Another anniversary from another conflict – the “war to end all wars” – went by quietly last week.

 

The 105th anniversary of the first deadly use of chemical weapons during the First World War at the Second Battle of Ypres was on April 22. The moment was observed with dignity at the Menin Gate Memorial to the Missing in Belgium, with the Last Post being played through the streets of a town in lockdown.

It is worth recalling the events that sparked such sombre remembrance.

Historical accounts of April 22, 1915 suggest that those soldiers fighting on the Western Front woke to the kind of cloudless skies that many of us seem to be living under today.

It was warm, too, especially so for a northern European spring day in Ypres and, crucially, a fresh breeze softened the sunshine. A strange sound announced the beginning of the chemical weapons attack late that afternoon.

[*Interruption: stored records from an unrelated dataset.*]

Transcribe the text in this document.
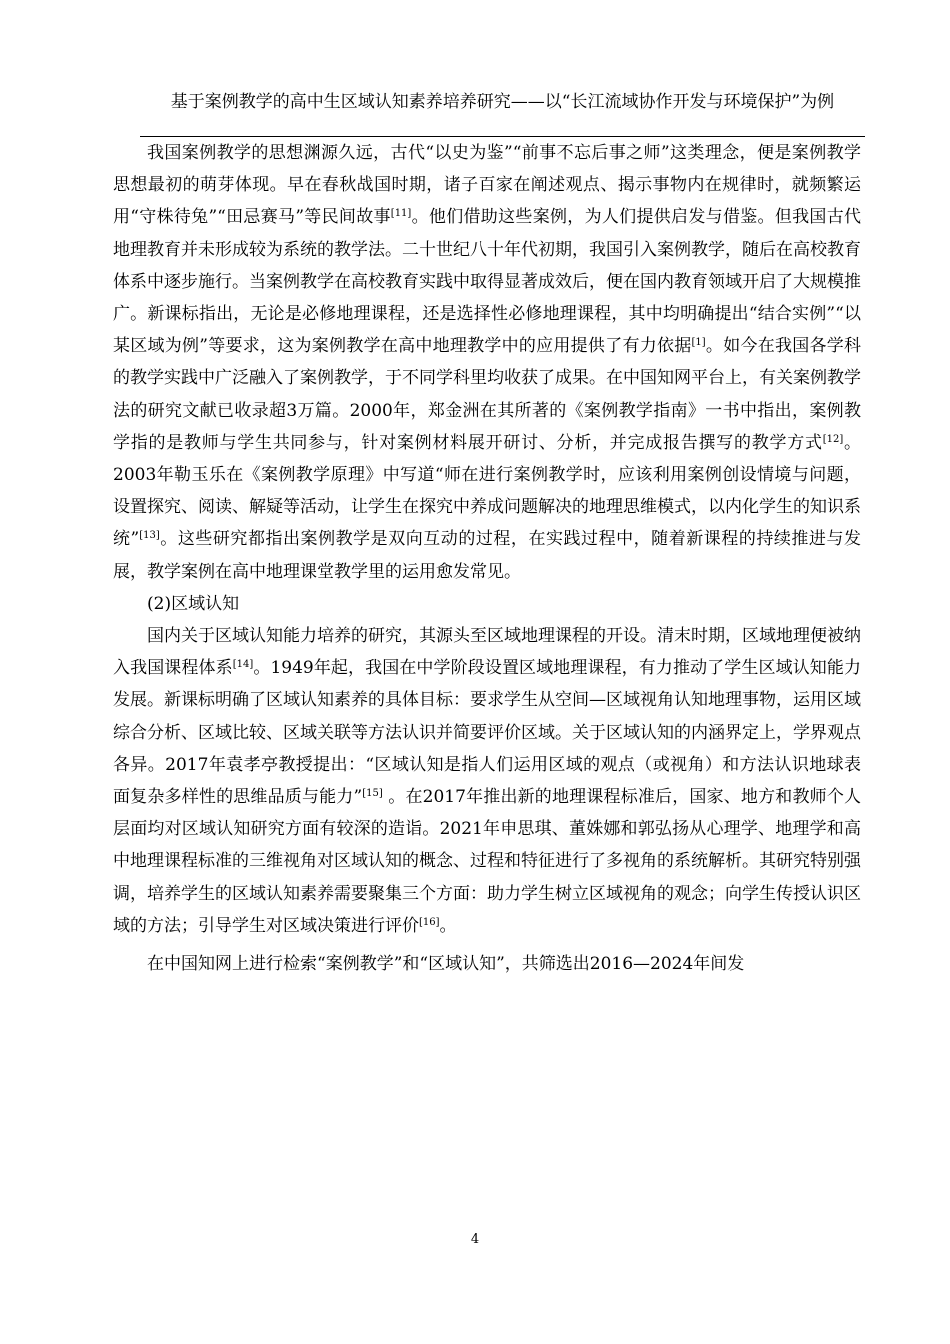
基于案例教学的高中生区域认知素养培养研究——以“长江流域协作开发与环境保护”为例

我国案例教学的思想渊源久远，古代“以史为鉴”“前事不忘后事之师”这类理念，便是案例教学思想最初的萌芽体现。早在春秋战国时期，诸子百家在阐述观点、揭示事物内在规律时，就频繁运用“守株待兔”“田忌赛马”等民间故事[11]。他们借助这些案例，为人们提供启发与借鉴。但我国古代地理教育并未形成较为系统的教学法。二十世纪八十年代初期，我国引入案例教学，随后在高校教育体系中逐步施行。当案例教学在高校教育实践中取得显著成效后，便在国内教育领域开启了大规模推广。新课标指出，无论是必修地理课程，还是选择性必修地理课程，其中均明确提出“结合实例”“以某区域为例”等要求，这为案例教学在高中地理教学中的应用提供了有力依据[1]。如今在我国各学科的教学实践中广泛融入了案例教学，于不同学科里均收获了成果。在中国知网平台上，有关案例教学法的研究文献已收录超3万篇。2000年，郑金洲在其所著的《案例教学指南》一书中指出，案例教学指的是教师与学生共同参与，针对案例材料展开研讨、分析，并完成报告撰写的教学方式[12]。2003年勒玉乐在《案例教学原理》中写道“师在进行案例教学时，应该利用案例创设情境与问题，设置探究、阅读、解疑等活动，让学生在探究中养成问题解决的地理思维模式，以内化学生的知识系统”[13]。这些研究都指出案例教学是双向互动的过程，在实践过程中，随着新课程的持续推进与发展，教学案例在高中地理课堂教学里的运用愈发常见。

(2)区域认知

国内关于区域认知能力培养的研究，其源头至区域地理课程的开设。清末时期，区域地理便被纳入我国课程体系[14]。1949年起，我国在中学阶段设置区域地理课程，有力推动了学生区域认知能力发展。新课标明确了区域认知素养的具体目标：要求学生从空间—区域视角认知地理事物，运用区域综合分析、区域比较、区域关联等方法认识并简要评价区域。关于区域认知的内涵界定上，学界观点各异。2017年袁孝亭教授提出：“区域认知是指人们运用区域的观点（或视角）和方法认识地球表面复杂多样性的思维品质与能力”[15] 。在2017年推出新的地理课程标准后，国家、地方和教师个人层面均对区域认知研究方面有较深的造诣。2021年申思琪、董姝娜和郭弘扬从心理学、地理学和高中地理课程标准的三维视角对区域认知的概念、过程和特征进行了多视角的系统解析。其研究特别强调，培养学生的区域认知素养需要聚集三个方面：助力学生树立区域视角的观念；向学生传授认识区域的方法；引导学生对区域决策进行评价[16]。

在中国知网上进行检索“案例教学”和“区域认知”，共筛选出2016—2024年间发

4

According to George H Cassar’s 2010 book, Hell in Flanders Fields, “French troops heard a loud hissing noise coming from the German lines. As it continued, they saw an approaching greenish-yellow cloud”.

The coloured fumes, which were later found to have been the product of more than 160 tonnes of pressurised liquid chlorine, initially caused confusion among the ranks of soldiers: some thought them to be a smokescreen that had been set up to mask oncoming German troops, others believed it to be the discharge from spent munitions.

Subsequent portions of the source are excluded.